Tuttavia, a Cagliari, non si salvano neppure le apparenze, e non solo su problemi come quello delle incompatibilità parentali diffuse a macchia d’olio o dei tanti abusi d’ufficio sospetti o conclamati da parte di magistrati, su cui gli inquilini del Palazzaccio di piazza Repubblica dormono sonni beati, in compagnia della loro cattiva coscienza, rinfrancati dal colluso silenzio de L’UNIONE SARDA e dall’aperta tifoseria de LA NUOVA SARDEGNA di Mauro “James” Lissia e soci, ma anche su quelli riguardanti l’ordinario funzionamento della macchina della giustizia, nonostante ci siano dirigenti degli uffici, come il Presidente del Tribunale Antonio Porcella e per certi versi lo stesso procuratore Carlo Piana, coscienziosi nel tentare di evitare certe sconcerie.

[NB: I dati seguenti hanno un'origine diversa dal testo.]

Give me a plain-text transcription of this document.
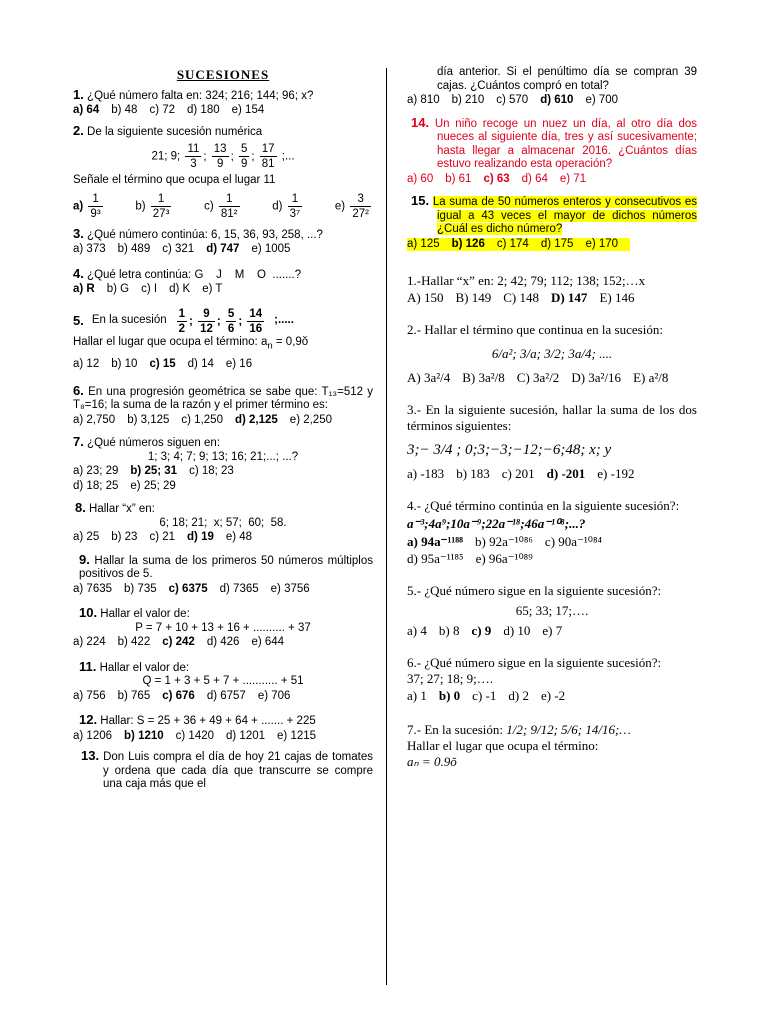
SUCESIONES
1. ¿Qué número falta en: 324; 216; 144; 96; x?
a) 64 b) 48 c) 72 d) 180 e) 154
2. De la siguiente sucesión numérica
21; 9; $\frac{11}{3}$ ; $\frac{13}{9}$ ; $\frac{5}{9}$ ; $\frac{17}{81}$ ;...
Señale el término que ocupa el lugar 11
$a) \frac{1}{\text{9³}}$	$b) \frac{1}{\text{27³}}$	$c) \frac{1}{\text{81²}}$	$d) \frac{1}{\text{3⁷}}$	$e) \frac{3}{\text{27²}}$
3. ¿Qué número continúa: 6, 15, 36, 93, 258, ...?
a) 373 b) 489 c) 321 d) 747 e) 1005
4. ¿Qué letra continúa: G    J    M    O  .......?
a) R b) G c) I d) K e) T
5. En la sucesión $\frac{1}{2}$ ; $\frac{9}{12}$ ; $\frac{5}{6}$ ; $\frac{14}{16}$ ;.....
Hallar el lugar que ocupa el término: $a_n$ = 0,9ŏ
a) 12 b) 10 c) 15 d) 14 e) 16
6. En una progresión geométrica se sabe que: T₁₃=512 y T₈=16; la suma de la razón y el primer término es:
a) 2,750 b) 3,125 c) 1,250 d) 2,125 e) 2,250
7. ¿Qué números siguen en:
1; 3; 4; 7; 9; 13; 16; 21;...; ...?
a) 23; 29 b) 25; 31 c) 18; 23
d) 18; 25 e) 25; 29
8. Hallar “x” en:
6; 18; 21;  x; 57;  60;  58.
a) 25 b) 23 c) 21 d) 19 e) 48
9. Hallar la suma de los primeros 50 números múltiplos positivos de 5.
a) 7635 b) 735 c) 6375 d) 7365 e) 3756
10. Hallar el valor de:
P = 7 + 10 + 13 + 16 + .......... + 37
a) 224 b) 422 c) 242 d) 426 e) 644
11. Hallar el valor de:
Q = 1 + 3 + 5 + 7 + ........... + 51
a) 756 b) 765 c) 676 d) 6757 e) 706
12. Hallar: S = 25 + 36 + 49 + 64 + ....... + 225
a) 1206 b) 1210 c) 1420 d) 1201 e) 1215
13. Don Luis compra el día de hoy 21 cajas de tomates y ordena que cada día que transcurre se compre una caja más que el
día anterior. Si el penúltimo día se compran 39 cajas. ¿Cuántos compró en total?
a) 810 b) 210 c) 570 d) 610 e) 700
14. Un niño recoge un nuez un día, al otro día dos nueces al siguiente día, tres y así sucesivamente; hasta llegar a almacenar 2016. ¿Cuántos días estuvo realizando esta operación?
a) 60 b) 61 c) 63 d) 64 e) 71
15. La suma de 50 números enteros y consecutivos es igual a 43 veces el mayor de dichos números ¿Cuál es dicho número?
a) 125 b) 126 c) 174 d) 175 e) 170
1.-Hallar “x” en: 2; 42; 79; 112; 138; 152;…x
A) 150 B) 149 C) 148 D) 147 E) 146
2.- Hallar el término que continua en la sucesión:
6/a²; 3/a; 3/2; 3a/4; ....
A) 3a²/4 B) 3a²/8 C) 3a²/2 D) 3a²/16 E) a²/8
3.- En la siguiente sucesión, hallar la suma de los dos términos siguientes:
3;− 3/4 ; 0;3;−3;−12;−6;48; x; y
a) -183 b) 183 c) 201 d) -201 e) -192
4.- ¿Qué término continúa en la siguiente sucesión?:
a⁻³;4a⁹;10a⁻⁹;22a⁻¹⁸;46a⁻¹⁰⁸;...?
a) 94a⁻¹¹⁸⁸ b) 92a⁻¹⁰⁸⁶ c) 90a⁻¹⁰⁸⁴
d) 95a⁻¹¹⁸⁵ e) 96a⁻¹⁰⁸⁹
5.- ¿Qué número sigue en la siguiente sucesión?:
65; 33; 17;….
a) 4 b) 8 c) 9 d) 10 e) 7
6.- ¿Qué número sigue en la siguiente sucesión?:
37; 27; 18; 9;….
a) 1 b) 0 c) -1 d) 2 e) -2
7.- En la sucesión: 1/2; 9/12; 5/6; 14/16;…
Hallar el lugar que ocupa el término:
aₙ = 0.9ŏ
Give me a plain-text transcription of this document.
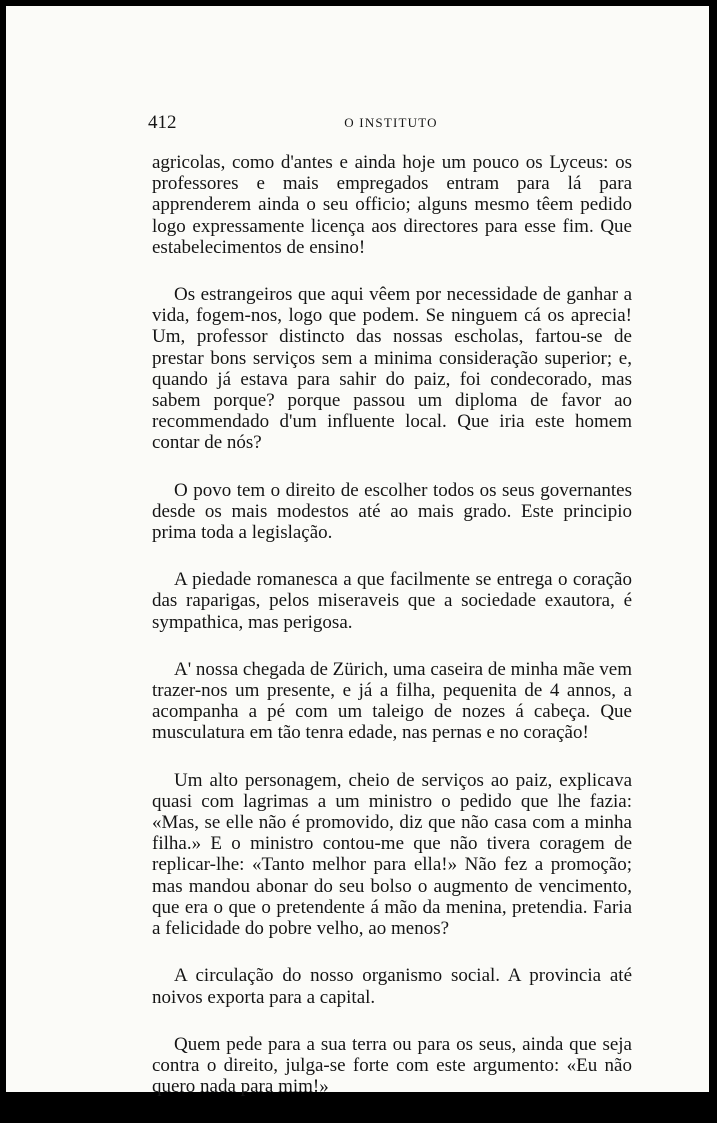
412	O INSTITUTO

agricolas, como d'antes e ainda hoje um pouco os Lyceus: os professores e mais empregados entram para lá para apprenderem ainda o seu officio; alguns mesmo têem pedido logo expressamente licença aos directores para esse fim. Que estabelecimentos de ensino!

Os estrangeiros que aqui vêem por necessidade de ganhar a vida, fogem-nos, logo que podem. Se ninguem cá os aprecia! Um, professor distincto das nossas escholas, fartou-se de prestar bons serviços sem a minima consideração superior; e, quando já estava para sahir do paiz, foi condecorado, mas sabem porque? porque passou um diploma de favor ao recommendado d'um influente local. Que iria este homem contar de nós?

O povo tem o direito de escolher todos os seus governantes desde os mais modestos até ao mais grado. Este principio prima toda a legislação.

A piedade romanesca a que facilmente se entrega o coração das raparigas, pelos miseraveis que a sociedade exautora, é sympathica, mas perigosa.

A' nossa chegada de Zürich, uma caseira de minha mãe vem trazer-nos um presente, e já a filha, pequenita de 4 annos, a acompanha a pé com um taleigo de nozes á cabeça. Que musculatura em tão tenra edade, nas pernas e no coração!

Um alto personagem, cheio de serviços ao paiz, explicava quasi com lagrimas a um ministro o pedido que lhe fazia: «Mas, se elle não é promovido, diz que não casa com a minha filha.» E o ministro contou-me que não tivera coragem de replicar-lhe: «Tanto melhor para ella!» Não fez a promoção; mas mandou abonar do seu bolso o augmento de vencimento, que era o que o pretendente á mão da menina, pretendia. Faria a felicidade do pobre velho, ao menos?

A circulação do nosso organismo social. A provincia até noivos exporta para a capital.

Quem pede para a sua terra ou para os seus, ainda que seja contra o direito, julga-se forte com este argumento: «Eu não quero nada para mim!»
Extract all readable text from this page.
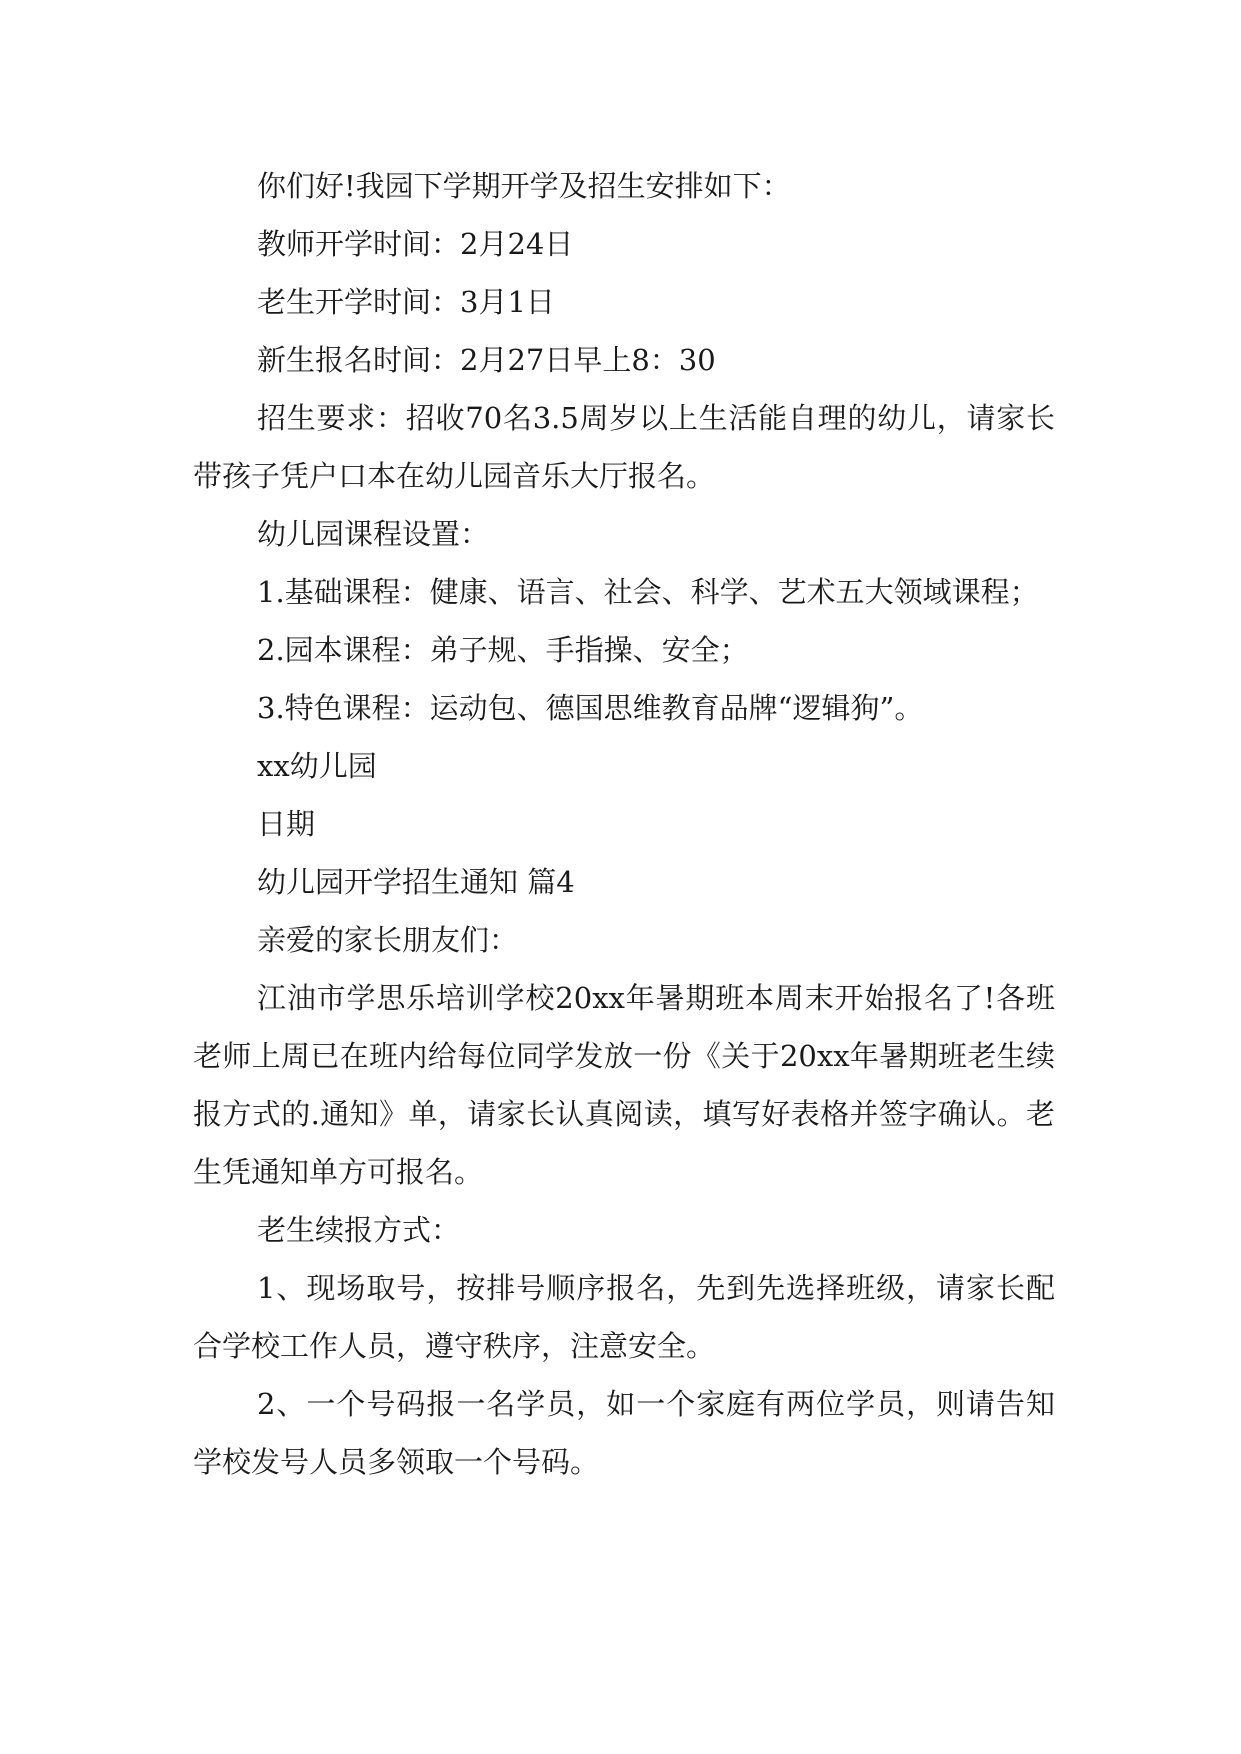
你们好!我园下学期开学及招生安排如下：

教师开学时间：2月24日

老生开学时间：3月1日

新生报名时间：2月27日早上8：30

招生要求：招收70名3.5周岁以上生活能自理的幼儿，请家长带孩子凭户口本在幼儿园音乐大厅报名。

幼儿园课程设置：

1.基础课程：健康、语言、社会、科学、艺术五大领域课程；

2.园本课程：弟子规、手指操、安全；

3.特色课程：运动包、德国思维教育品牌“逻辑狗”。

xx幼儿园

日期

幼儿园开学招生通知 篇4

亲爱的家长朋友们：

江油市学思乐培训学校20xx年暑期班本周末开始报名了!各班老师上周已在班内给每位同学发放一份《关于20xx年暑期班老生续报方式的.通知》单，请家长认真阅读，填写好表格并签字确认。老生凭通知单方可报名。

老生续报方式：

1、现场取号，按排号顺序报名，先到先选择班级，请家长配合学校工作人员，遵守秩序，注意安全。

2、一个号码报一名学员，如一个家庭有两位学员，则请告知学校发号人员多领取一个号码。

Per andare sul pratico, prendiamo la giustizia civile: tolti giudici come Giangiacomo Pisotti (il cui operato nel caso del 2409 contro Grauso non cancella la sua preparazione), Vincenzo Amato (per cui vale lo stesso discorso) e pochi altri, il resto è il deserto totale, quanto a preparazione ed efficienza, e il malcontento tra gli avvocati, costretti a fronteggiare giudizi che diventano sempre più vere e proprie ordalie e a non sapere con che faccia dirlo ai clienti, è sempre più palpabile; e non ci stupiamo, perché è specialmente nella sezione civile del Tribunale che, a quanto pare, prosperano le nicchie dei nullafacenti, tanto che, a quanto si dice, il presidente Porcella fu costretto a minacciare le dimissioni per far valere il proprio intendimento di far mettere il culo sulla sedia a una giudice che stava lì a non far niente, a difendere la quale erano assurdamente insorti il marito, anche lui magistrato del Palazzaccio (ahi ahi ahi, le incompatibilità…) e diversi colleghi, forse contenti di contribuire con le loro tasse a mantenere una mangiapane a tradimento.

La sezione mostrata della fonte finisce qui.